Stakeholders engaged in India’s fight against malaria have shown that community action is helping countries achieve their malaria elimination goals.
The discussion around health remains incomplete without the fight against HIV and AIDS.
HIV continues to be a major global public health issue, having claimed 36.3 million lives so far. While there is no cure for HIV infection, with increasing access to effective HIV prevention, diagnosis, treatment, and care, including for opportunistic infections, HIV infection has become a manageable chronic health condition, enabling people living with HIV to lead long and healthy lives.
In India, National AIDS Control Organization (Naco) steers HIV and AIDS prevention, treatment, education, sensitization, and control programs.

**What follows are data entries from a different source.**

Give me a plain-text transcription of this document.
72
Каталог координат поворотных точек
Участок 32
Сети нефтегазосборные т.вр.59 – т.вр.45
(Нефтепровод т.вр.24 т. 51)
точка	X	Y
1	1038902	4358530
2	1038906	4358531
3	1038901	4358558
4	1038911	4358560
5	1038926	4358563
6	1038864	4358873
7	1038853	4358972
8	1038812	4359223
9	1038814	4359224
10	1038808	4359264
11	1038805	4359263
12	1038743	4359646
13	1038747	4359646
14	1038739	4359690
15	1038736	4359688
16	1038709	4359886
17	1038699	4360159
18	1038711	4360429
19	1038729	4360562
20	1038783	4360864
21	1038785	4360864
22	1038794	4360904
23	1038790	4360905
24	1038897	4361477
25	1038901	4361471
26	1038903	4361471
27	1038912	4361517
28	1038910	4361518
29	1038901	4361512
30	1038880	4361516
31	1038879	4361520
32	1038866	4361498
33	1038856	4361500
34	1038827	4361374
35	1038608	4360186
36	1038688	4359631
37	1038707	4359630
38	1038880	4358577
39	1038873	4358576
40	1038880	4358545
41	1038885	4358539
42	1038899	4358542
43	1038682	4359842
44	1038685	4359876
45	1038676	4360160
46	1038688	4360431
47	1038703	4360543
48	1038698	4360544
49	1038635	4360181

Safe Zindagi, part of Program Accelerate and funded by USAID and Johns Hopkins University, has been working with the National AIDS Control Organization (Naco) since 2019 to advance progress towards the UNAIDS 95-95-95 goals to achieve epidemic control in India. Programs like Accelerate assist Naco in addressing gaps in programming and outreach among at-risk populations, including People Living with HIV (PLHIV) and four key population groups — female sex workers, men who have sex with men, transgender persons, and people who inject drugs.
There are organizations that are coming forward to bridge India’s healthcare gap for marginalized communities. One such facility is ‘Mitr Clinic’, India’s first-ever clinic that works exclusively for the
transgender community and is run by them. Started by Project Accelerate, a programme raising awareness on HIV and AIDS, Mitr Clinics support and address the needs and issues of members of the transgender community by engaging in conversations and activities built on faith and trust. No healthcare mechanism is complete without the focus on child health and nutrition. But the government along with various civil society organizations are working tirelessly towards strengthening child healthcare in India. So far, Smile Foundation has provided over 27.7 million meals to more than 200,000 families in 23 states of India. It aims to provide three square meals to more than 250,000 families and is working to provide 50,000 home isolation kits to Covid patients.
State governments are conducting some interesting health programs to push for improved health outcomes. States like Haryana, Uttar Pradesh, Bihar, and Madhya Pradesh are working towards this in a concerted manner. The government of Madhya Pradesh runs a bouquet of integrated health schemes such as the Janani Shishu Suraksha Karyakram, and the Navjat Shishu Suraksha Karyakram, apart from the Ladli Lakshmi Yojana which seek to provide end-to-end support to improve health and wellbeing of citizens.
What we now need, is greater integration of efforts to bring this all together towards the achievement of the national goal of health outcomes that are better than those in the developing world, so we can then aim to better these further.